Korban kebakaran dari pemukiman informal Taiwan mengatakan pemerintah telah meninggalkan mereka

Korban kebakaran dari pemukiman informal Taiwan mengatakan pemerintah telah meninggalkan mereka


Oleh Nomalanga Tshuma 16 April 2021

Bagikan artikel ini:

Cape Town – Sekitar 500 korban kebakaran permukiman informal Taiwan masih menunggu pemerintah untuk mengaktifkan dukungan bantuan bencana setelah gubuk mereka hancur dalam kebakaran yang melanda permukiman awal tahun ini.

Menurut Forum Pemukiman Manusia Cape Metro, masyarakat telah menunggu selama berbulan-bulan sampai pemerintah memulai tindakan bantuan bencana dan mulai membangun kembali rumah mereka.

Juru bicara Kholekile Mwahla mengatakan: “Kami tidak senang dengan lambatnya kemajuan pemerintah dalam menangani penderitaan para korban kebakaran gubuk. Orang-orang Taiwan, di Situs C, dibiarkan dalam ketidakpastian.

“Selama berbulan-bulan mereka telah menunggu departemen pemerintah untuk mulai membangun kembali rumah mereka, hanya sampai departemen mulai menyangkal bahwa uang pernah dialokasikan untuk membantu mereka, sementara ada R30 juta yang dialokasikan untuk bantuan mereka, Kota tampaknya tidak mau membantu meringankan. penderitaan rakyat Taiwan.

“Kota mengklaim bahwa orang-orang Taiwan telah membangun kembali struktur mereka sejak itu, tetapi tidak menyebutkan dengan bahan apa. Mereka tidak mengatakan bahwa struktur sedang dibangun kembali menggunakan bahan yang hangus.

Ini tidak hanya menimbulkan risiko kesehatan bagi yang terkena dampak tetapi juga, upaya bersama untuk membangun kembali Taiwan akan memberikan kesempatan untuk membongkar daerah tersebut, dan, dengan demikian, mencegah terulangnya bencana yang sama, ”kata Mhwahla.

“Mereka ingin pemerintah pusat turun tangan dan memastikan bahwa keluarga yang terkena dampak dibantu, katanya.

Forum tersebut juga mengecam Kota karena menghindari kepemimpinan Masiphumlele, sambil bekerja untuk komunitas untuk membangun kepemimpinan paralel yang dikatakan lebih disukai oleh Kota.
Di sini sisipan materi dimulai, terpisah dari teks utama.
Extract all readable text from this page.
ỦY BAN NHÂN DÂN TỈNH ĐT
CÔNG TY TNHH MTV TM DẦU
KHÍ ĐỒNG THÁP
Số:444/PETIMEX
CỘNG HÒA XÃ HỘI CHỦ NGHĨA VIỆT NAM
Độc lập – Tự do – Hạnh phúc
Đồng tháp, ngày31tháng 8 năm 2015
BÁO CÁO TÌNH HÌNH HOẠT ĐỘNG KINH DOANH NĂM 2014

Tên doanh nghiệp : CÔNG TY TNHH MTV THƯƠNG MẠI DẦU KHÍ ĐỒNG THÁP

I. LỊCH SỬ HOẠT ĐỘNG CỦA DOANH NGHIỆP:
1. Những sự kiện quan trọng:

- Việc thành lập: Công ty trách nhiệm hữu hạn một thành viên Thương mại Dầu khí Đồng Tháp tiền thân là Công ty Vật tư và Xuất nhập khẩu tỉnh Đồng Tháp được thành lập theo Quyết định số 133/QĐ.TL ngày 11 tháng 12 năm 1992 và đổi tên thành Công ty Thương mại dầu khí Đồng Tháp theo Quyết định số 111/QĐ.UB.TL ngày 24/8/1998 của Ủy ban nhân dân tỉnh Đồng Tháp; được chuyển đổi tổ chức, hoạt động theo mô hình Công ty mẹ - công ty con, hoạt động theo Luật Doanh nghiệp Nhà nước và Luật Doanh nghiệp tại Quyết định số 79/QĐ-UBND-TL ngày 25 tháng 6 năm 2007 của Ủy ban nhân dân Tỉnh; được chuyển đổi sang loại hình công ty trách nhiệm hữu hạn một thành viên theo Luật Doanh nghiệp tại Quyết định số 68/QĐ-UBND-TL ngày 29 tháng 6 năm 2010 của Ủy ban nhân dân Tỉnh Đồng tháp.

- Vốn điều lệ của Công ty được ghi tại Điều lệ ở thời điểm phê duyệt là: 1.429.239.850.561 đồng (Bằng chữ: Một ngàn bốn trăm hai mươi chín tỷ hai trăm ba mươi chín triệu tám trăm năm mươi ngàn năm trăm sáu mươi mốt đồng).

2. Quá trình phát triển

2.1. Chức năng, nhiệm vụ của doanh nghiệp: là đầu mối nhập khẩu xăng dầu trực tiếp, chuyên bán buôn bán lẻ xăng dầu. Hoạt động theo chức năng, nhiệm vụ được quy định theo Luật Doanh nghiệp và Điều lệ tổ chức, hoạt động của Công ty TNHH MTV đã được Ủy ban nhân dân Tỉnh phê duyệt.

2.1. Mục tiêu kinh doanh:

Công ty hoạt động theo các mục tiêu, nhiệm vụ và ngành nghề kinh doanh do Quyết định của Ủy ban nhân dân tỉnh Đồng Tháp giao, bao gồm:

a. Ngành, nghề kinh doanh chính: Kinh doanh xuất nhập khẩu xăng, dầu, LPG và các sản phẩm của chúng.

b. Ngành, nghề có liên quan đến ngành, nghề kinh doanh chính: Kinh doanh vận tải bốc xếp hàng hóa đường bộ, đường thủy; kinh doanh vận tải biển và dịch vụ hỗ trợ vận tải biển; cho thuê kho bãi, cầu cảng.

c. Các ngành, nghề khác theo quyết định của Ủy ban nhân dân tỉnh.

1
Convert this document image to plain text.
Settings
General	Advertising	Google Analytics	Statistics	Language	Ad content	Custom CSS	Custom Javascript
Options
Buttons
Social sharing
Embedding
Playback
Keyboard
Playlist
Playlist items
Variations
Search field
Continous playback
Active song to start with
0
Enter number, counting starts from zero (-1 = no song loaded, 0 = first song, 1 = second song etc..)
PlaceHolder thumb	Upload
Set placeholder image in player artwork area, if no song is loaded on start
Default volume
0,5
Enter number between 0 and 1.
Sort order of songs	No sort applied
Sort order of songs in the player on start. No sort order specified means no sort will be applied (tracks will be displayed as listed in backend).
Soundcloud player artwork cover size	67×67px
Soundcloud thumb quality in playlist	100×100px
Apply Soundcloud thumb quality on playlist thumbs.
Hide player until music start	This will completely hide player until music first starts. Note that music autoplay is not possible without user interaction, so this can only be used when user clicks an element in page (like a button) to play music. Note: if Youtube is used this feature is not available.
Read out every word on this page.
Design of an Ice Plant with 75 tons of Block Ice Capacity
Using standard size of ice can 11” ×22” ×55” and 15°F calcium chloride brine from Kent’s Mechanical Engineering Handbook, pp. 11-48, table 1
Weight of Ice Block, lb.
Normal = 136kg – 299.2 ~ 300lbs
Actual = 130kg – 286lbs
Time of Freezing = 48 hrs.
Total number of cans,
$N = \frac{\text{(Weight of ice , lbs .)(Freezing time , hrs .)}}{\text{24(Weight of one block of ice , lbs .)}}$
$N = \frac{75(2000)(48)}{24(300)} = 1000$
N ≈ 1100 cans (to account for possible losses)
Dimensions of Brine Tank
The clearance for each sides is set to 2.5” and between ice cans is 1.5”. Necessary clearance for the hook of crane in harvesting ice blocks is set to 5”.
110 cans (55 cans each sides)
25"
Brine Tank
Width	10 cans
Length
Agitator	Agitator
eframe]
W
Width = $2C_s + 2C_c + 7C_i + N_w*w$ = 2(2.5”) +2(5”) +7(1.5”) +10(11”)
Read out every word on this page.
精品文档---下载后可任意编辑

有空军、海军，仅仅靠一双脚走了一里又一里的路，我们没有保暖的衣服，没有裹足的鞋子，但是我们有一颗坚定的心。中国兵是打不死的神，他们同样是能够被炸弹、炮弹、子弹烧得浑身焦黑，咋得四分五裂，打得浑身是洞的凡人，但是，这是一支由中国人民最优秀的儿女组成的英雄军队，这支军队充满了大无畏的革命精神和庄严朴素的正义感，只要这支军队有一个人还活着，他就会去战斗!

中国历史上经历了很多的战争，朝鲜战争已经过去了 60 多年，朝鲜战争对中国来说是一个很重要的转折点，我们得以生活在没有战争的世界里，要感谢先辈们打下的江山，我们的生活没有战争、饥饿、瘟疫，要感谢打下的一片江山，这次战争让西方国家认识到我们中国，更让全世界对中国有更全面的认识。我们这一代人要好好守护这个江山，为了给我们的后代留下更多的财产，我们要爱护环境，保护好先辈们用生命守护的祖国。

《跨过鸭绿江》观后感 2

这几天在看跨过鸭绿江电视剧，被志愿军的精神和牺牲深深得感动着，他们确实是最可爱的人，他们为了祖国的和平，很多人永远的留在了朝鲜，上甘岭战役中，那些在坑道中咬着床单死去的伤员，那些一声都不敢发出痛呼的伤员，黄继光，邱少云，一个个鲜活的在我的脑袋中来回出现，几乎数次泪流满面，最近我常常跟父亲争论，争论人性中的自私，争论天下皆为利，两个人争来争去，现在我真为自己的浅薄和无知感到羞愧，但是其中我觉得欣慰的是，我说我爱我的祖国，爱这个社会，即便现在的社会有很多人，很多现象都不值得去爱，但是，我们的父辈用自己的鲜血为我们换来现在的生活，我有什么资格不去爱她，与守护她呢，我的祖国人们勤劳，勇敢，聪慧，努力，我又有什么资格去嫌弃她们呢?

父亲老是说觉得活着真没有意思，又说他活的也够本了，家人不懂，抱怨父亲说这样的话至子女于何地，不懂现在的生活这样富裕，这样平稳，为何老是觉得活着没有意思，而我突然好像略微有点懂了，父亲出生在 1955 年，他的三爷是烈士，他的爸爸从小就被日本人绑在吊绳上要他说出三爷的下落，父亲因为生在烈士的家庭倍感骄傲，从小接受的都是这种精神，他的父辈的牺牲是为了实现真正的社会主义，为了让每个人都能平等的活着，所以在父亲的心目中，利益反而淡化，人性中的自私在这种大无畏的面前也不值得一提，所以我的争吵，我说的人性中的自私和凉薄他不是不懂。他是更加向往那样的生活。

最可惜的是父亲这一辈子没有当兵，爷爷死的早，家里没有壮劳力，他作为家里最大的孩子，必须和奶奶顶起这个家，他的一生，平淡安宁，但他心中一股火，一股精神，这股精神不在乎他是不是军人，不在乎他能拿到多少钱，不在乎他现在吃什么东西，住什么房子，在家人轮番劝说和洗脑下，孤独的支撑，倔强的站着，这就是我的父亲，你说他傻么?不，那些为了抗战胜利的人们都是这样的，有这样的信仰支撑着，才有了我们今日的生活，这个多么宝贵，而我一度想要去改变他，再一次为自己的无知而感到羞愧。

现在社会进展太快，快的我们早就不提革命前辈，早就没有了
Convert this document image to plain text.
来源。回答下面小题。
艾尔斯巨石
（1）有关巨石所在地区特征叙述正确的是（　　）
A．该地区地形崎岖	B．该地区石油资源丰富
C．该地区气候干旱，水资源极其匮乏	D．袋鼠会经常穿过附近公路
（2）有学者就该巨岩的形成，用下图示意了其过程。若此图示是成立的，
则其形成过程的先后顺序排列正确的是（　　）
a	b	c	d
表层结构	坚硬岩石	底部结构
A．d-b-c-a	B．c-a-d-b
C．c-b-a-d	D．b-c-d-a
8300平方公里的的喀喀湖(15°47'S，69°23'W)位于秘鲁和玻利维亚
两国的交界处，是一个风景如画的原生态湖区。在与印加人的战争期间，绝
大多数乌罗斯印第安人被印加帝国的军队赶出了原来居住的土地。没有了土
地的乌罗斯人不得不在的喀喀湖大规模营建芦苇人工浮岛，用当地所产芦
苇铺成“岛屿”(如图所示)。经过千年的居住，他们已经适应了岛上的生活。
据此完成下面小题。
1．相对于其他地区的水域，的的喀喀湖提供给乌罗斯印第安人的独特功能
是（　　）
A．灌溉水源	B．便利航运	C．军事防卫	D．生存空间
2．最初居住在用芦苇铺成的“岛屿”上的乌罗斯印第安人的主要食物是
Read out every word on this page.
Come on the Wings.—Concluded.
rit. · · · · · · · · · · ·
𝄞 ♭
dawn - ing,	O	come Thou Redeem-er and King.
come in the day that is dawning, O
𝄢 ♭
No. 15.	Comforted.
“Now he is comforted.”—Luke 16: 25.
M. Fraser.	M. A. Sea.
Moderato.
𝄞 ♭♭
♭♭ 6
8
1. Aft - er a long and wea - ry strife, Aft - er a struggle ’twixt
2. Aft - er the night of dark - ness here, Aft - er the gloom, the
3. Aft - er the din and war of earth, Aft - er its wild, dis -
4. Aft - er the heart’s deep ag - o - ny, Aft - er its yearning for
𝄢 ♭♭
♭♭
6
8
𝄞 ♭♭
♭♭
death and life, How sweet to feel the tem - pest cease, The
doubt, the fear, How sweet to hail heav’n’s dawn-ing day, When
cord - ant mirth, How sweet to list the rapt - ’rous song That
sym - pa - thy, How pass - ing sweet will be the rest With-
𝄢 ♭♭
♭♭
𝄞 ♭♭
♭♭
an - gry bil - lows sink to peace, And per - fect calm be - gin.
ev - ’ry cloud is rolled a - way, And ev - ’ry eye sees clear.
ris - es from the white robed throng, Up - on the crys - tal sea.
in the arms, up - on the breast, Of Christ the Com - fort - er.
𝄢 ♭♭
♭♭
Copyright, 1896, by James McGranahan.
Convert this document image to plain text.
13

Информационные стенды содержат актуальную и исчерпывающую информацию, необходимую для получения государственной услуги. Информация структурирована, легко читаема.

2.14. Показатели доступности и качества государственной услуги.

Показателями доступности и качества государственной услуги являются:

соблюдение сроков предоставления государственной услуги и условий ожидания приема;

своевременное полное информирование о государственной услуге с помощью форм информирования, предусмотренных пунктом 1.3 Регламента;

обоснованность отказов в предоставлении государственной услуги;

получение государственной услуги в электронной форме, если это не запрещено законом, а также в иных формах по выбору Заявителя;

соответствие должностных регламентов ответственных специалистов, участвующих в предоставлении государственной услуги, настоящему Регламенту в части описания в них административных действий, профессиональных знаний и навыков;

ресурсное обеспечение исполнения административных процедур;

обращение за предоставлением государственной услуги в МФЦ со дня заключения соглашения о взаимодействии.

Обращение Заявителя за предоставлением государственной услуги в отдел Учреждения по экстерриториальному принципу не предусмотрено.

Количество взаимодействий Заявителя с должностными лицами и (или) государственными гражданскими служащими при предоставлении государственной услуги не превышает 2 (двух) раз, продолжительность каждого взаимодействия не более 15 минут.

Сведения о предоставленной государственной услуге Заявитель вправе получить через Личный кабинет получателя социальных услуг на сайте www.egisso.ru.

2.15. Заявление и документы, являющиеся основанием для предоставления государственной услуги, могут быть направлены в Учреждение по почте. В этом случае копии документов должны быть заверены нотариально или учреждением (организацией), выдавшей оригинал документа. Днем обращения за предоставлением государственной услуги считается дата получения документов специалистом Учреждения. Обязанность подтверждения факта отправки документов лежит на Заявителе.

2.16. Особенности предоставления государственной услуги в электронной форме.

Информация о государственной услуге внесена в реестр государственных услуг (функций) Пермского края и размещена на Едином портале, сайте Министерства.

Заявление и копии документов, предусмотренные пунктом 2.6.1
“Daripada City bekerja dengan kepemimpinan sah Masiphumelele, City memilih untuk memilih struktur paralel dan berusaha untuk mendapatkan larangan terhadap kepemimpinan ini. Sudah hampir waktunya pemilihan dan saat itulah intervensi lucu ini mulai terjadi, ”kata Mwahla.

Mendekati komentar tentang tuduhan bahwa ia menahan uang yang dimaksudkan untuk digunakan untuk membantu komunitas Taiwan, Kota tersebut merujuk Cape Argus ke provinsi tersebut.

Mengenai klaim bahwa mereka menghindari kepemimpinan asli Masiphumelele dan menggantinya dengan panelnya sendiri, Anggota Mayco untuk Pemukiman Manusia Malusi Booi mengatakan bahwa Kota telah memindahkan gunung untuk membantu semua korban kebakaran yang diverifikasi.

Booi berkata: “Kota selalu terlibat dalam itikad baik dengan komunitas yang diakui dan struktur kepemimpinan sipil, seperti kepemimpinan komunitas yang lebih luas serta kepemimpinan korban kebakaran.”

Permukiman MEC Titus Simmers mengatakan, pihaknya tidak terlibat dalam membantu korban kebakaran, karena ditangani oleh Dinas Penanggulangan Bencana Kota.

“Dana yang disetujui itu untuk Masiphumelele dan bukan untuk Taiwan. Dana yang dialokasikan hanya untuk membantu Masiphumelele yang tergolong Daerah Bencana.

“Kota seharusnya menulis surat ke departemen untuk meminta bantuan dana, mirip dengan proses yang diikuti setelah kebakaran di Masiphumelele. Pemerintah kota bertanggung jawab atas pengaktifan bantuan darurat, yang mencakup aplikasi pendanaan ke Departemen Pemukiman Provinsi dan Nasional, “kata Simmers.